If you want to thrive in the right role, it’s important for you to know where your strengths lie so that you can demonstrate your value or true worth to employers. Essentially, your strengths are the most valuable traits and attributes that sets you apart from other candidates and make you an asset to a specific employer.

What are Workplace Strengths?

A strength is defined as the ability to provide consistent performance in a given activity. Everyone is blessed with their own unique set of interpersonal skills and attributes that come naturally to them and make certain tasks a lot easier to perform.

Your workplace or professional strengths are a blend of your natural talents, skills, competencies and personality. They are those work-related traits and qualities that you have cultivated over the course of several years of work and life experiences. Essentially, they are based on personal attributes that come naturally to you.

For example, “the ability to persevere in the face of adversity”, “a natural friendliness that makes it easy to build and cultivate relationships and bring out the best in people” or “an engaging sense of humor used to bring out the best in everyone” are all examples of strong workplace strengths. Your strengths are your unique value. They are what differentiate you from your competitors and help you stand out from a pool of similarly qualified candidates.

It is very important to realize that your workplace strengths are different from your job skills. Your skills are those generic competencies that enable you perform specific tasks. An Administrative Assistant, for example, needs the following skills to perform the role: “proficiency in MS office”, “ability to type 60 words per minute”, “accurate reporting”, etc. These are job skills and competencies, not strengths.

Skills are a lot easier to acquire than strengths. For example, if you lack Ms Office skills, you may be able to learn it with a three-month hands-on training course. However, a strength is not so easy for anyone to acquire with a training course. This is why employers are more interested in your strengths than your skills as these are the defining characteristics that make you unique and differentiate you from everyone else.

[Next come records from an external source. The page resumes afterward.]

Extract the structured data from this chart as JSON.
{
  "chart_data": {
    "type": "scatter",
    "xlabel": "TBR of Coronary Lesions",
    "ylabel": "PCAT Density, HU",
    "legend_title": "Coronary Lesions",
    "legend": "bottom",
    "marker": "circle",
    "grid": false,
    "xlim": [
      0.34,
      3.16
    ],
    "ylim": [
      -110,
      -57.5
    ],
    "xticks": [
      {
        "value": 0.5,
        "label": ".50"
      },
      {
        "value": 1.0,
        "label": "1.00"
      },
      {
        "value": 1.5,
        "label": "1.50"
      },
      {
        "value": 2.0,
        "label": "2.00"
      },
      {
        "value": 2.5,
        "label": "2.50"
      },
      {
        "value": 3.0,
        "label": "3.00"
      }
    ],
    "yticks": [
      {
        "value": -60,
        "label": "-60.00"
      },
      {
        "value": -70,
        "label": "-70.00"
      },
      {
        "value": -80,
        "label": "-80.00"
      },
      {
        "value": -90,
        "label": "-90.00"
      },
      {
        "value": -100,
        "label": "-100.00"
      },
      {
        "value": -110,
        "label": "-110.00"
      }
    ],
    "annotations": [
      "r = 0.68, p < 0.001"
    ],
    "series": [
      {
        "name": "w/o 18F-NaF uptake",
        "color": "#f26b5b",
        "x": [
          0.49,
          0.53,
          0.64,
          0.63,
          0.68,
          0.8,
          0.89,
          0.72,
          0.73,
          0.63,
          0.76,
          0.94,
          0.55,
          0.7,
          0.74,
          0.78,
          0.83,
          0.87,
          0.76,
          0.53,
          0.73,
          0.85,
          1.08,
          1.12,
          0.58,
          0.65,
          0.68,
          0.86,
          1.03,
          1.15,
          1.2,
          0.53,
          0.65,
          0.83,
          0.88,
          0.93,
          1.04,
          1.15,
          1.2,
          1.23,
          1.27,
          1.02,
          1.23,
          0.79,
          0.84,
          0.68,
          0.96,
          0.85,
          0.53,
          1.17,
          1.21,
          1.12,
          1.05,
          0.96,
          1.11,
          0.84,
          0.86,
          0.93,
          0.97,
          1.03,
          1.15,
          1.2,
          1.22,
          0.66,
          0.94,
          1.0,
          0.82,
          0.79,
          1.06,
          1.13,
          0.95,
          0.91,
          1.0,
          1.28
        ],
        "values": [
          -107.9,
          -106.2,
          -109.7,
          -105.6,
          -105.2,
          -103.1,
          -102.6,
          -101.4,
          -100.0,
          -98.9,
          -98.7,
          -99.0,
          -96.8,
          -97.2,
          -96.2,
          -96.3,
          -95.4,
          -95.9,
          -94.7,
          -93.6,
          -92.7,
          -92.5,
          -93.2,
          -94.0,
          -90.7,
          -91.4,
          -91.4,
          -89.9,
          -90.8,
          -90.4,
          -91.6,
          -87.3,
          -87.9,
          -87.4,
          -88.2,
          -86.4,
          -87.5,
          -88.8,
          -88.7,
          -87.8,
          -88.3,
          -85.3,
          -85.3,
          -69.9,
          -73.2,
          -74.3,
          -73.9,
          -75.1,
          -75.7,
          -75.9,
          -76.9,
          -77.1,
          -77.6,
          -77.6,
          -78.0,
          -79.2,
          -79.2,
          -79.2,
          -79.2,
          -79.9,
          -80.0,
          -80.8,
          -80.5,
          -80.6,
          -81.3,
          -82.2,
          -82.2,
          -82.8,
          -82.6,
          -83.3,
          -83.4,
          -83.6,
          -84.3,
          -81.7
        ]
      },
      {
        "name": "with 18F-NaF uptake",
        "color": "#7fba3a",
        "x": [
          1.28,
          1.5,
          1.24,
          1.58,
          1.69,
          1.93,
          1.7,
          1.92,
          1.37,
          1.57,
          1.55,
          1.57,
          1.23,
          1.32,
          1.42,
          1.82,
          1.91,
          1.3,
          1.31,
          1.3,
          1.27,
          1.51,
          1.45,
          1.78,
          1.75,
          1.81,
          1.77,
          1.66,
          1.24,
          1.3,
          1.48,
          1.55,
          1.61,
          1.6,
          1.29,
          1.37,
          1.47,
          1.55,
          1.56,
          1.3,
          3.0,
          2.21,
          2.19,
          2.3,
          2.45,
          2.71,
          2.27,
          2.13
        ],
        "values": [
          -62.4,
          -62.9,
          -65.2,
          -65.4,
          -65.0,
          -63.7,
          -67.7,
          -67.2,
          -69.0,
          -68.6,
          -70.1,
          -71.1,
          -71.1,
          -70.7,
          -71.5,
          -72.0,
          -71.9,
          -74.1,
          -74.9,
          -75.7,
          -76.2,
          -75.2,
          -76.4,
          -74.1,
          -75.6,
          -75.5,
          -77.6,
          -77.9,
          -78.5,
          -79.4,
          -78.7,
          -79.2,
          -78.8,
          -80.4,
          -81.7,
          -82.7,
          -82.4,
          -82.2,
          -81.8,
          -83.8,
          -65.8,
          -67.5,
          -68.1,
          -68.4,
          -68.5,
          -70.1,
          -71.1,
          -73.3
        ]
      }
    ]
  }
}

Advantages of Using Your Professional Strengths

According to research by Gallup, people who use their strengths at work daily are six times more likely to be engaged on the job and less likely to experience stress or anxiety. When you use your strengths at work, you rapidly learn new skills and feel more energized, confident and esteemed.

When you get into a workplace that maximizes your personal strengths, you’ll know it instantly. Coming to work will no longer be a chore and even on the bad days, you’ll still feel as though you are being useful and getting things done. You’ll surprise yourself at how fast you scale up the professional ladder.

The thing is, employers watch for passion in what you’re doing, and the best way to find that dream job is by finding one that aligns well with your workplace strengths.

Knowing your strengths is essential to doing well and flourishing in a workplace as already mentioned, but not just in being happy. Your superiors will recognize your effort to do a job well even if you feel as though you are not putting in all that much effort at all. You will succeed in your career path much faster and easier than in a job that doesn’t allow you to use or develop your natural skillset.

As with any position, your skills will strengthen and your weaknesses will become less noticeable. Being in the right workplace will give you space and time to develop, strengthen and use these important personal skills to everyone’s benefit.